Dr Jean Dubberley obituary

Dr Jean Dubberley
Jean Dubberley was devoted to looking after the health of women and children Photograph: provided by friend

My friend Jean Dubberley, who has died aged 89 after suffering a stroke, was a doctor in family planning and community medicine. She was devoted to looking after the health of women and children, and played a vital role in the campaign for national screening for cervical cancer.

In 1963, the Northern Echo, then edited by Harold Evans, was campaigning for women to be screened for cervical cancer. Jean was the anonymous author of a piece published in July of that year headed “How I had a womb cancer test: a woman doctor describes how she had the one-minute cervical smear test”.

She wrote about her own experience to reassure other women that the test was relatively simple and painless. The reason she became such a great advocate for it was that “one woman out of every 200 will be spared a possible extremely painful, and even fatal, cancer, and those of us who have seen women so afflicted know just how terrible this cancer can be”.

Evans took Jean with him to lobby MPs on the subject and told me that it was “courageous of her” to support the campaign “given all the inhibitions on doctors venturing into public life”. Jean considered this a proud part of her legacy and was touched when Evans wrote a letter to the Guardian in 2018 acknowledging her role.
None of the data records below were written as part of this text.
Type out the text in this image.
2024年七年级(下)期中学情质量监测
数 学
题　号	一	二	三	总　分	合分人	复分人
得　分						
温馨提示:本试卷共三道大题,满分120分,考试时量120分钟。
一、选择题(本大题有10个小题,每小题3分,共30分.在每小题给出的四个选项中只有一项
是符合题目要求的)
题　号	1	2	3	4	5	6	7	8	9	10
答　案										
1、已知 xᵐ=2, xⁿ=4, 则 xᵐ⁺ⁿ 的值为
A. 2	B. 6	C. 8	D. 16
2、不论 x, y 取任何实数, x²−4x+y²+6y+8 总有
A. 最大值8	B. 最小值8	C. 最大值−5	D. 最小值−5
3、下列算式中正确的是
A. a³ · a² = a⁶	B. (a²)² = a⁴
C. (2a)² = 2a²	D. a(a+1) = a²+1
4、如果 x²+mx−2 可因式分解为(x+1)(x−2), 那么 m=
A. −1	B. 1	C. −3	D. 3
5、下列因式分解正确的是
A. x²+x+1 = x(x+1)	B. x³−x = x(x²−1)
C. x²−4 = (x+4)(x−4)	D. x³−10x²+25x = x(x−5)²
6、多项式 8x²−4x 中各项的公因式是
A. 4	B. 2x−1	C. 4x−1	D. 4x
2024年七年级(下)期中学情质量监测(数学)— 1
Born in Crumpsall, Manchester, to Ronald Roberts-Marshall, an electrician, and Winifred (nee Hampson), a librarian for the AV Roe aircraft company, Jean grew up with two older brothers and was educated at Crumpsall high school for girls. She then studied medicine at Manchester University, where she met her husband, Ralph Dubberley, whom she married in 1954. Graduating the following year, the couple briefly lived in Germany during Ralph’s national service, then settled in Darlington, County Durham, where they both practised as doctors.

Jean balanced her work with raising three children, Andrew, Nick and Claire. She loved to escape to the family’s holiday home in the Yorkshire Dales.
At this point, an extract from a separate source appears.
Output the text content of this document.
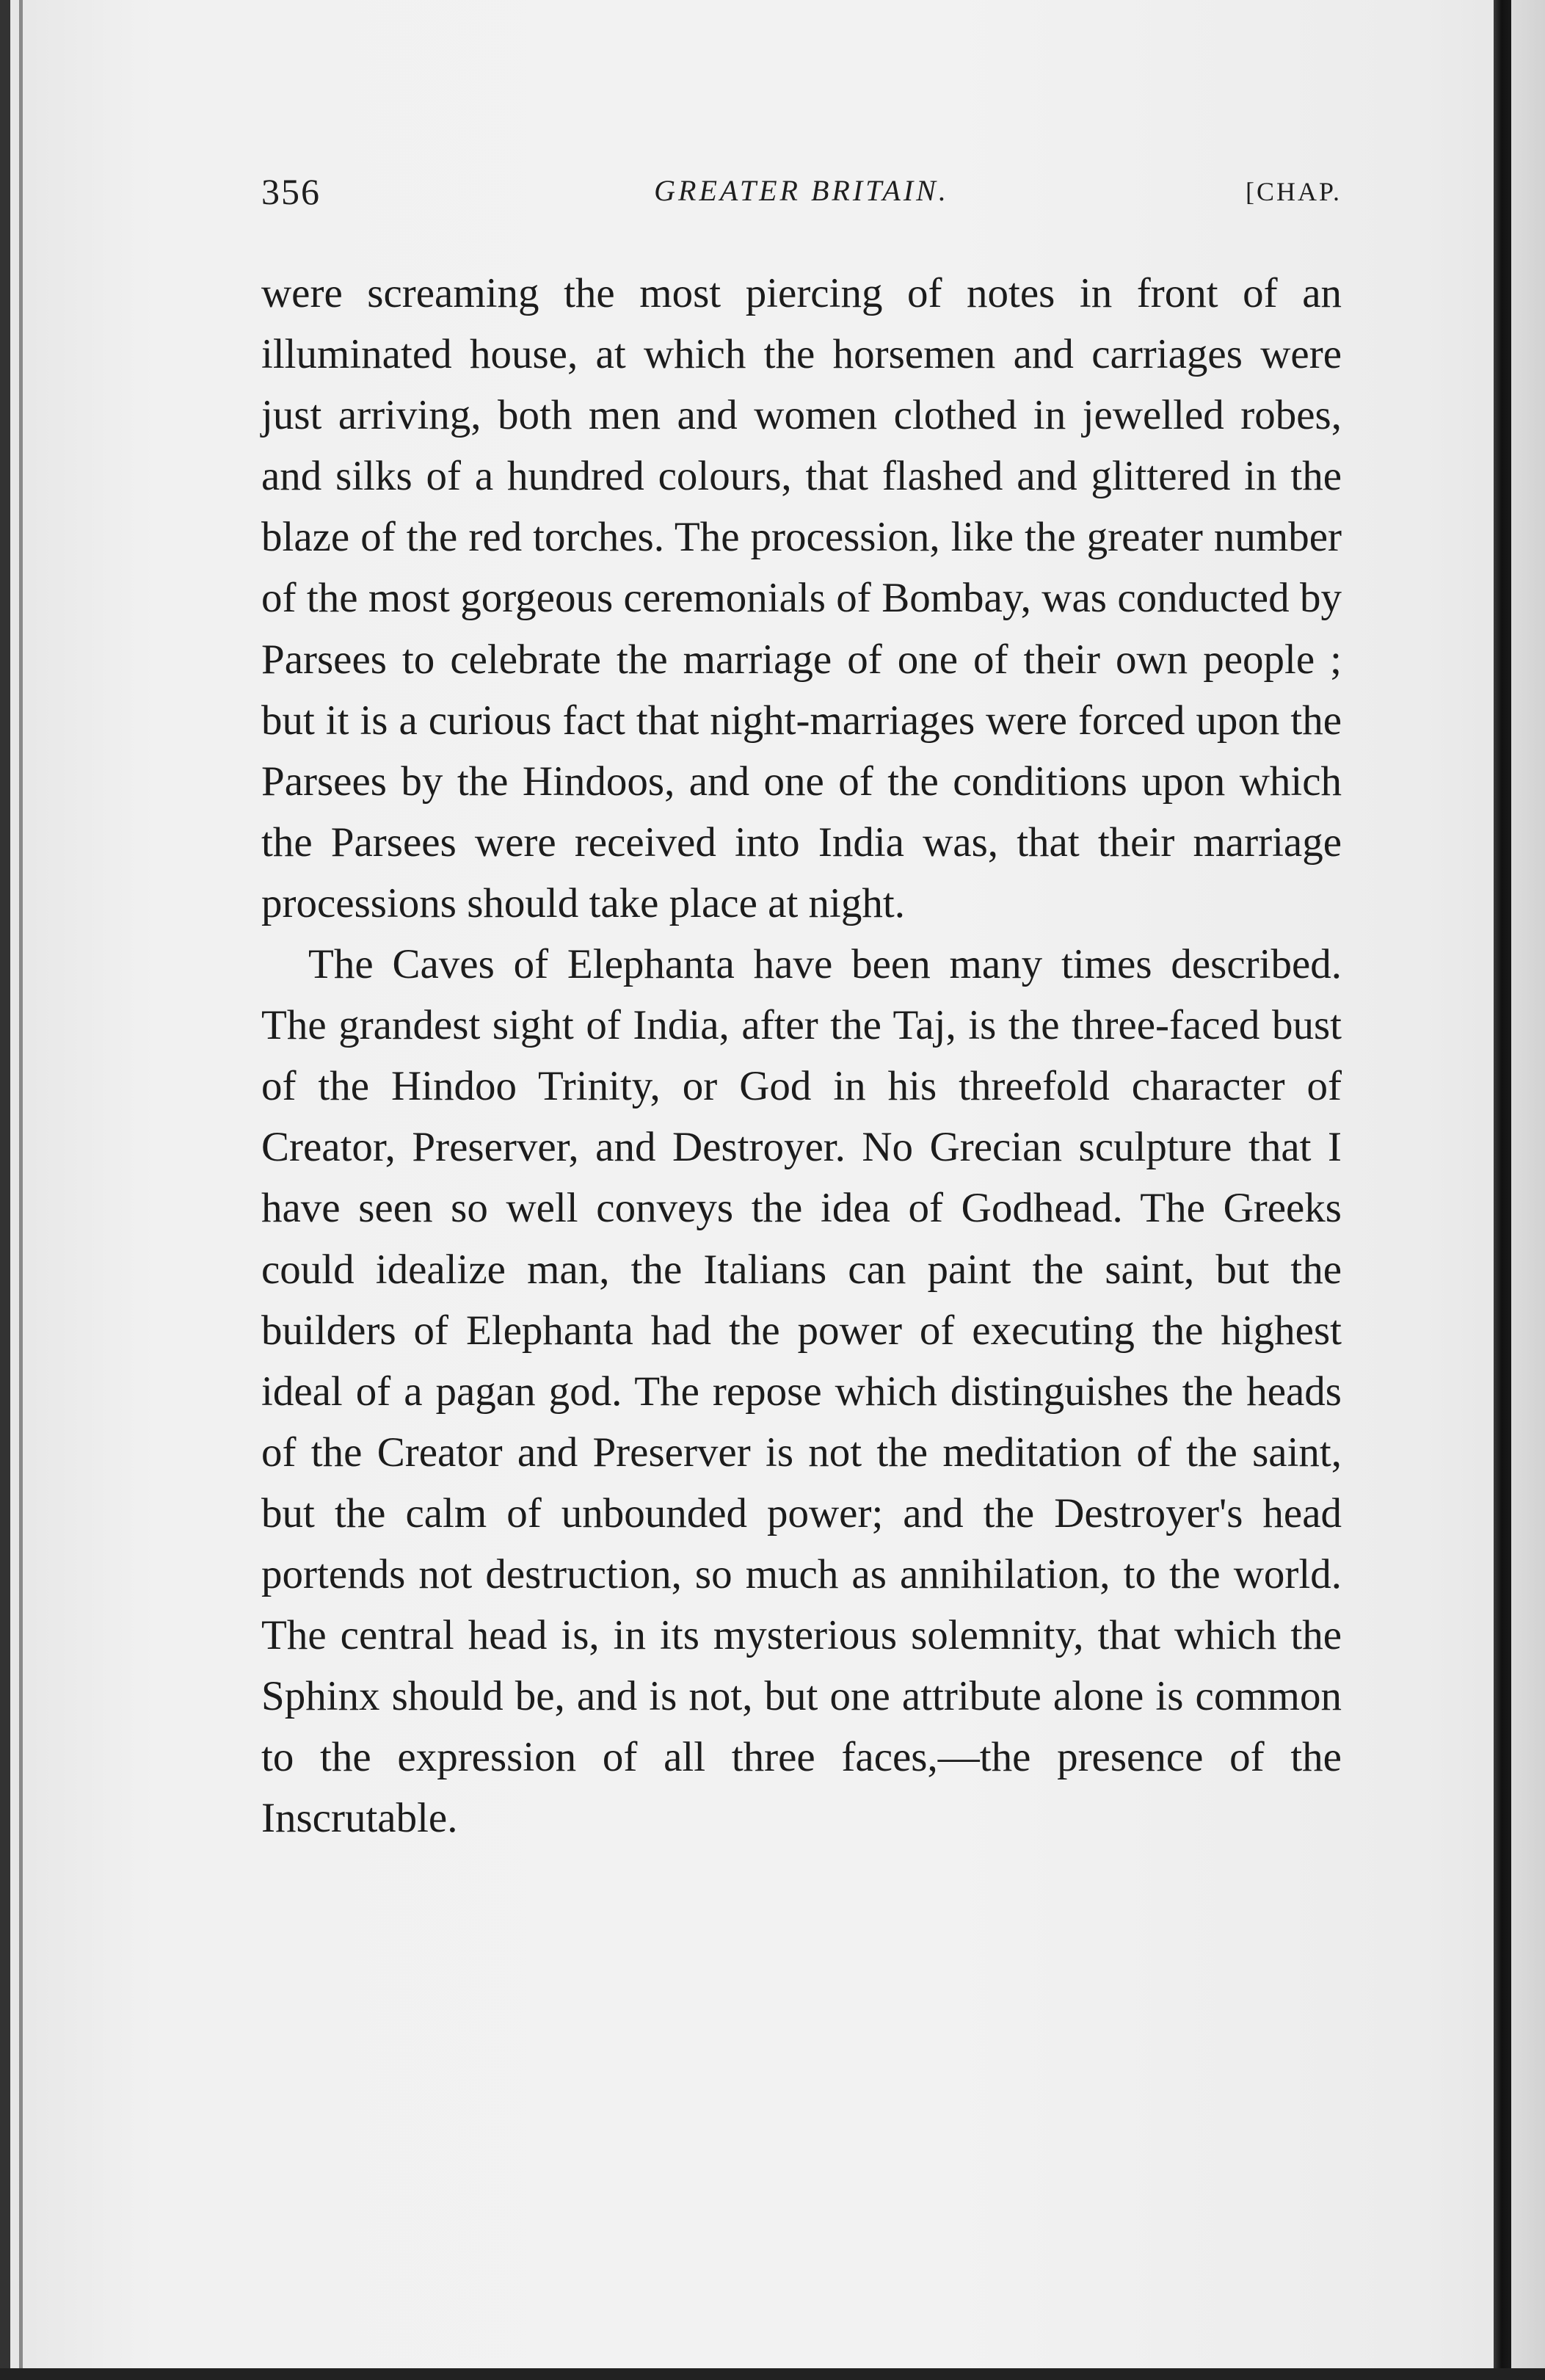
356	GREATER BRITAIN.	[CHAP.

were screaming the most piercing of notes in front of an illuminated house, at which the horsemen and carriages were just arriving, both men and women clothed in jewelled robes, and silks of a hundred colours, that flashed and glittered in the blaze of the red torches. The procession, like the greater number of the most gorgeous ceremonials of Bombay, was conducted by Parsees to celebrate the marriage of one of their own people ; but it is a curious fact that night-marriages were forced upon the Parsees by the Hindoos, and one of the conditions upon which the Parsees were received into India was, that their marriage processions should take place at night.

The Caves of Elephanta have been many times described. The grandest sight of India, after the Taj, is the three-faced bust of the Hindoo Trinity, or God in his threefold character of Creator, Preserver, and Destroyer. No Grecian sculpture that I have seen so well conveys the idea of Godhead. The Greeks could idealize man, the Italians can paint the saint, but the builders of Elephanta had the power of executing the highest ideal of a pagan god. The repose which distinguishes the heads of the Creator and Preserver is not the meditation of the saint, but the calm of unbounded power; and the Destroyer's head portends not destruction, so much as annihilation, to the world. The central head is, in its mysterious solemnity, that which the Sphinx should be, and is not, but one attribute alone is common to the expression of all three faces,—the presence of the Inscrutable.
In 1969 she was appointed as a magistrate in Darlington, where she sat on the adult bench and later became deputy chair of the juvenile panel. Jean helped found the charity Family Help in 1976, which provided a refuge for women fleeing domestic abuse in Darlington. She was politically active, being a member of the Anti-Nazi League, Anti-Apartheid Movement and Amnesty International.

Jean and Ralph moved to Herefordshire in 1986. She continued to support community clinics, and sat on the Hereford and Worcester board of the British Association for Adoption and Fostering. In retirement, she volunteered as a befriender, helping an elderly lady to combat loneliness. She also did brilliant work with adult literacy. A real community person, she was always interested in the lives of others and eager to help wherever she could.

Jean is survived by Ralph, their children and four grandchildren.